The issue of surface connectivity between the two countries had been an agreed matter since 1972. The Indo-Bangladesh Trade Agreement on March 28, 1972, (Article V of the Agreement)
provided for "mutually beneficial arrangements for the use of their waterways, railways and roadways for commerce between the two countries and for passage of goods between two places in one country through the territory of the other." While the 1972 agreement was for one year, a new trade agreement, which was signed on October 4 1980, had similar proviso for surface connectivity. Allowing Bangladesh transit to Nepal is not a new concession either, because while making his statement at the 1972 signing ceremony the Indian foreign trade minister's had said, “We, on our part, would be only too happy to provide the necessary transit facilities to Nepal and our friends in Bangladesh." And the agreement has been renewed from time to time by all the Bangladesh governments since.

The payments for use of Bangladesh transit facility has not been officially released yet neither are we privy to the number of points of ingress and egress to the Indian North East. It is understood that the charges have been worked out and awaiting India's input. And one would hope that the calculation has not been kept only to the economics of the issue. There is good deal of opportunity cost, both in terms of what the country will have to bear physically as also in terms of the loss in trade with the Indian NE as a consequence. Will we be remiss to ask India to share a part of the cost saved in reduced distance from its western part to its northeast? What is of actual concern though is whether the present condition of our infrastructure is good enough to take the expected transit loads? It may be a long time before transit can become fully operational.

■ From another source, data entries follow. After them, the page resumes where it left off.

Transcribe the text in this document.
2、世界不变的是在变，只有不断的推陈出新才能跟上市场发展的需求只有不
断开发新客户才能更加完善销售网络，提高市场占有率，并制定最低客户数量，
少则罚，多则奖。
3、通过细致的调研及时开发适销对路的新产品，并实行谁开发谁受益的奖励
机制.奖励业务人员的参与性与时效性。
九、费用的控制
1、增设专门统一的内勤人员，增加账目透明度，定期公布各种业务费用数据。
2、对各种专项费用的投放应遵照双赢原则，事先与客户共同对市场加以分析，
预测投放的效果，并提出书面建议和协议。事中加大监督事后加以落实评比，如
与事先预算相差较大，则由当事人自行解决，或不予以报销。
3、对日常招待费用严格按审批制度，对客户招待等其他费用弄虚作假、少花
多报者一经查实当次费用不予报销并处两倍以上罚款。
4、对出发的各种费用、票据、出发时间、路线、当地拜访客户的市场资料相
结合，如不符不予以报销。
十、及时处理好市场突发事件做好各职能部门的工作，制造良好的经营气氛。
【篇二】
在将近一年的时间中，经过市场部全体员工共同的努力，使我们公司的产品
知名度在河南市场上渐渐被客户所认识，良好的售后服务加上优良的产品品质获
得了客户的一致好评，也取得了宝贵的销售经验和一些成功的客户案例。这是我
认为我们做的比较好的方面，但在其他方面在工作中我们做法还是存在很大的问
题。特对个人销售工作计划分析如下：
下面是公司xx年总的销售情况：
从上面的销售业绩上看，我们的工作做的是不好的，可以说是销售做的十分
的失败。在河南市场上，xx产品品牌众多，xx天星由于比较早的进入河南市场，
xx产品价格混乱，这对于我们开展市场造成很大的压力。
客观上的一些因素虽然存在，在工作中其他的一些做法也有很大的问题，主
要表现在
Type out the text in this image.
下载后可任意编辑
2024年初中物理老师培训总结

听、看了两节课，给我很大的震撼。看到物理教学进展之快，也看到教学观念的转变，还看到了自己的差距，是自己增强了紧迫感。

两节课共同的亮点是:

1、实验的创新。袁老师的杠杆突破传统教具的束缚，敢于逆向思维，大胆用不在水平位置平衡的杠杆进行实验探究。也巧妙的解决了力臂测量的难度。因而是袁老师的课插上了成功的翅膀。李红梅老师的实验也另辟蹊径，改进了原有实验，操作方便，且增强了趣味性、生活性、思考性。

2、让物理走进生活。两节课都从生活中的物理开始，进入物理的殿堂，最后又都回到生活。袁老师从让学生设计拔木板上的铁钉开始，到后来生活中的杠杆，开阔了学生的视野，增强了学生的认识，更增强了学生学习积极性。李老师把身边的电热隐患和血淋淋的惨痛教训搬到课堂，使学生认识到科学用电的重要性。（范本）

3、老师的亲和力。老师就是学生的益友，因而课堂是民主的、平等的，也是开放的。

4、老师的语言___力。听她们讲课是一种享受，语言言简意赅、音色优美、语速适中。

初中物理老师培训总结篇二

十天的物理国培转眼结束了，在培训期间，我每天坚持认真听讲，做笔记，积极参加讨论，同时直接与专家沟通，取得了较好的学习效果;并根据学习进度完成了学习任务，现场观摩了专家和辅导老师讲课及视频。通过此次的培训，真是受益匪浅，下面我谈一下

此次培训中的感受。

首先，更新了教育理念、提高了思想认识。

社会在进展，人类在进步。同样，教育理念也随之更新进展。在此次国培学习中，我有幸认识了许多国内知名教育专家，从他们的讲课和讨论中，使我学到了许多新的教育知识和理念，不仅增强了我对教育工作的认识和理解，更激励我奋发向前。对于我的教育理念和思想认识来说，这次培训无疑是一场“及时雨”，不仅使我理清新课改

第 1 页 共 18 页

The prickly issues related to the border need political goodwill on both sides to resolve. And there cannot be any more sensitive matter than the APL, which will involve ours parting with some and getting some amount of land from India and vice versa. The boundary demarcation has lingered on for much too long for the good of the two countries, and while there has been a degree of progress in the matter, like signing of border strip maps, one is not quite certain as to the progress made on the issues of adversely possessed land and the enclaves.

Tipai Dam is another issue, since mixed reports create apprehensions in the minds of the people in Bangladesh. Although verbal assurance has been given by none other than the Indian Prime Minister, one would be very interested in having a formal guarantee in this regard.

One should not lose sight of the fact that countries negotiate to uphold their national interest. By the same token, coexistence as good neighbours requires a good deal of give and take. Bangladesh has indeed given a lot, most of all in allaying India's security concerns it has taken brave steps. But what must prevail in the minds of our negotiators is the need to uphold our national interest in whatever agreements we enter with our neighbours.

And on a note of both optimism and caution, we welcome Mr. Manmohan Singh in our midst.

Brig Gen Shahedul Anam Khan ndc, psc (Retd) is Editor, Defence & Strategic Affairs, The Daily Star.